Tens of Thousands Join Church at Easter

At Easter Vigil services around the country, the Catholic Church welcomed tens of thousands of new members. In the 90 U.S. dioceses for which Catholic News Service obtained figures, approximately 63,000 people became Catholics on April 22 during the solemn Easter Vigil, which is the high point of the church’s liturgical year. This figure includes nearly 24,000 catechumens, who were baptized, confirmed and received first Eucharist, as well as some 39,000 candidates, or already baptized Christians, who completed their initiation as Catholics through the sacraments of confirmation and Eucharist.

Cardinal Arinze Says Jesus’ Way Only Criterion of Right, Wrong

The way of Jesus is the criterion of right and wrong, not television, opinion polls or what others are doing, Cardinal Francis Arinze told Catholics at a parish in the Diocese of Trenton. The cardinal is president of the Pontifical Council for Interreligious Dialogue. Two days earlier as a keynote speaker for the Eucharistic Convocation convened by the Archdiocese of Philadelphia, the cardinal said Jesus Christ is our model. Everybody is to be like him: the rich, the poor, the powerless, the powerful.

The church’s preferential option for the poor must not be interpreted to mean a neglect of the leading sectors of society, he added, saying that leaders in the political and economic spheres and in union-related, military, social scientific and cultural areas of life must also be evangelized. The best compendium of our faith today, Cardinal Arinze said, is the Catechism of the Catholic Church, which was put together by the best brains of our church in our time and authenticated by our Holy Father himself. If you don’t have a copy, sell your shoes and get one, he joked.

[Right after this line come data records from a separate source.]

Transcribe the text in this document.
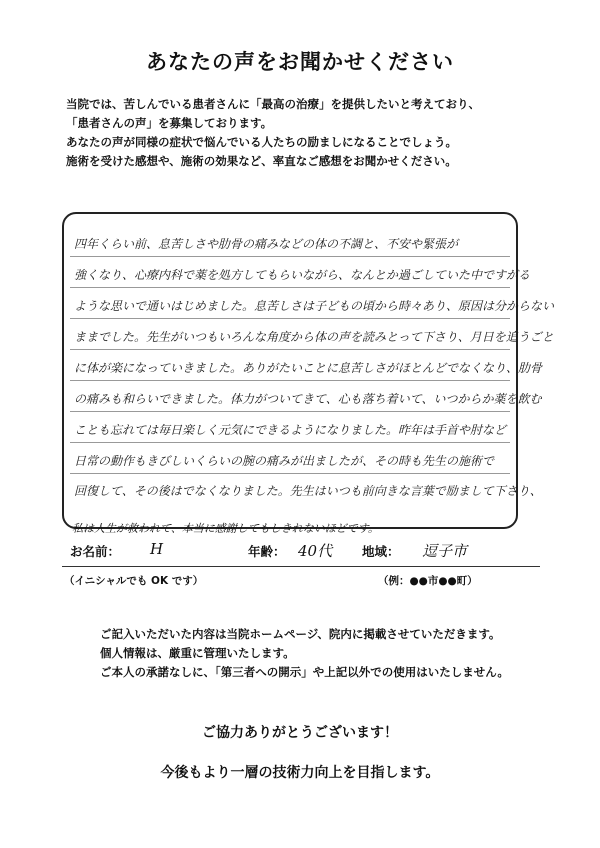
あなたの声をお聞かせください
当院では、苦しんでいる患者さんに「最高の治療」を提供したいと考えており、
「患者さんの声」を募集しております。
あなたの声が同様の症状で悩んでいる人たちの励ましになることでしょう。
施術を受けた感想や、施術の効果など、率直なご感想をお聞かせください。
四年くらい前、息苦しさや肋骨の痛みなどの体の不調と、不安や緊張が
強くなり、心療内科で薬を処方してもらいながら、なんとか過ごしていた中ですがる
ような思いで通いはじめました。息苦しさは子どもの頃から時々あり、原因は分からない
ままでした。先生がいつもいろんな角度から体の声を読みとって下さり、月日を追うごと
に体が楽になっていきました。ありがたいことに息苦しさがほとんどでなくなり、肋骨
の痛みも和らいできました。体力がついてきて、心も落ち着いて、いつからか薬を飲む
ことも忘れては毎日楽しく元気にできるようになりました。昨年は手首や肘など
日常の動作もきびしいくらいの腕の痛みが出ましたが、その時も先生の施術で
回復して、その後はでなくなりました。先生はいつも前向きな言葉で励まして下さり、
私は人生が救われて、本当に感謝してもしきれないほどです。
お名前： H	年齢： 40代 地域： 逗子市
（イニシャルでも OK です）	（例：●●市●●町）
ご記入いただいた内容は当院ホームページ、院内に掲載させていただきます。
個人情報は、厳重に管理いたします。
ご本人の承諾なしに、「第三者への開示」や上記以外での使用はいたしません。
ご協力ありがとうございます！
今後もより一層の技術力向上を目指します。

Nigerian Archbishop Urges Reconciliation

Our government has the duty to mobilize the whole nation, said Archbishop Anthony Okogie of Lagos on Easter Sunday at Holy Cross Cathedral. There is no time for further polarization of the country. There is urgent need to reconcile spirits, to heal divisions and encourage the participation of all. Dialogue is necessary, and a faithful one can only take place in an atmosphere of freedom, mutual trust, respect for different opinions and views. He said the current situation, in which Nigerians live with suspicion and fear, tends to render ineffective any move and program aimed at installing a lasting and true democracy. Ethnic violence in recent months, prompted by attempts to institute Islamic law in some parts of the country, claimed several lives and left property destroyed.

In Kosovo, Catholics, Muslims, Orthodox Form Joint Council

Catholic, Orthodox and Muslim leaders formed a joint council to promote democracy and human rights in Kosovo. They said they would also help rebuild each other’s places of worship and take concrete steps to ensure a better future for local inhabitants. We support the building of strong local democratic institutions that will continue to ensure security, peace and well-being for alland we look to the international community to provide necessary support, they said in a declaration on April 13, signed by Auxiliary Bishop Marko Sopi of Skopje-Prizren, as well as Muslim Mufti Rexhep Boja and the province’s Serbian Orthodox Bishop Artemije Radosaljevi of Raska and Prizren. The leaders said they had decided to establish the Interreligious Council of Kosovo after hearing the experiences of a Bosnian interfaith delegation, headed by Cardinal Vinko Puljic of Sarajevo, Bosnia and Herzegovina, which visited Pristina, Prizren and other towns on April 11-13.

Armenians in Jerusalem Commemorate Massacre

Demanding recognition and an apology for the crime committed against their people, Jerusalem’s Catholic and Orthodox Armenians commemorated the 85th anniversary of the Turkish massacre of Armenians. This year, for the first time, an Israeli government official attended the ceremony, held on April 24. Education Minister Yossi Sarid told the several hundred Armenians at the Armenian Orthodox St. James Church in the Old City he was committed to having the story of the Armenian genocide become part of the Israeli educational curriculum.